The only action I can make out is near the end, a "scene" (I use that term loosely) in which a woman commits suicide. Using a common Beckett motif, it takes her several tries to get it right. (There were similar motifs in Endgame and Waiting for Godot among others.) The text indicates that the woman and Joe knew each other, perhaps were lovers. There are some subtle suggestions that Joe wasn't the nicest guy when dealing with her (recommending a particular razor for her body hair, for example).
It seems this woman was one of many Joe has known, but was perhaps the woman he loved best – or at least came closest to loving. The whole issue of love and what it means to love someone comes up again as it has in other Beckett texts including Endgame and "First Love" and remains equally unresolved.
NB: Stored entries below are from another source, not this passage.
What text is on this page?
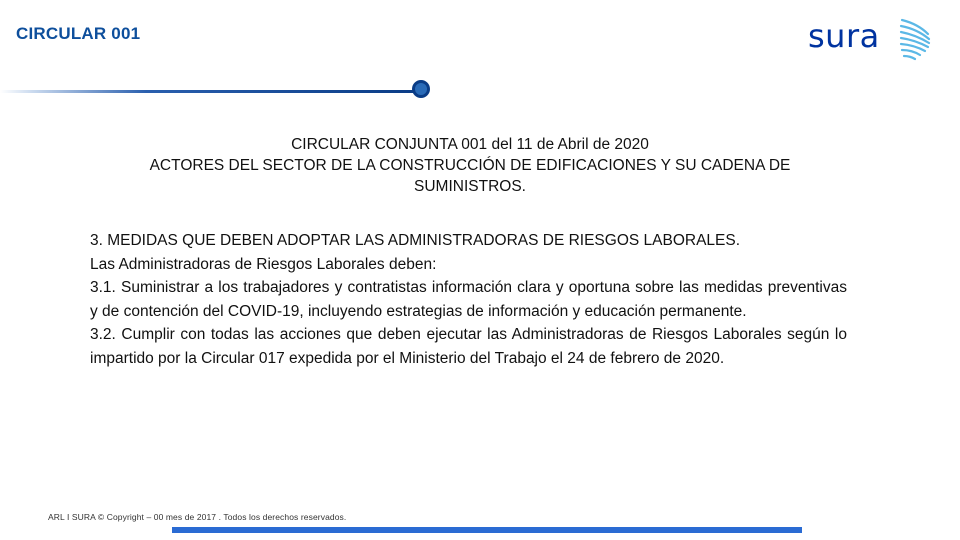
CIRCULAR 001	sura
CIRCULAR CONJUNTA 001 del 11 de Abril de 2020
ACTORES DEL SECTOR DE LA CONSTRUCCIÓN DE EDIFICACIONES Y SU CADENA DE
SUMINISTROS.

3. MEDIDAS QUE DEBEN ADOPTAR LAS ADMINISTRADORAS DE RIESGOS LABORALES.

Las Administradoras de Riesgos Laborales deben:

3.1. Suministrar a los trabajadores y contratistas información clara y oportuna sobre las medidas preventivas y de contención del COVID-19, incluyendo estrategias de información y educación permanente.

3.2. Cumplir con todas las acciones que deben ejecutar las Administradoras de Riesgos Laborales según lo impartido por la Circular 017 expedida por el Ministerio del Trabajo el 24 de febrero de 2020.

ARL I SURA © Copyright – 00 mes de 2017 . Todos los derechos reservados.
I also gather that the woman speaking (again, presumably in Joe's head) was not the woman who committed suicide because the voice says, "I found a better," and "But there was one didn't… You know the one I mean, Joe…"before describing the suicide girl. Which makes me wonder who the voice we hear (presumably in Joe's head, but maybe a voice he doesn't hear at all) is that isn't with him now and isn't the woman he loved (if he loved) best but is still talking about him, maybe even to him in his head.
We don't know why the woman who committed suicide actually committed suicide either. We don't know how it really affects Joe. We don't know a lot… Eh Joe? And on the whole, I don't understand a lot of Eh Joe.
But maybe that's Beckett's whole point.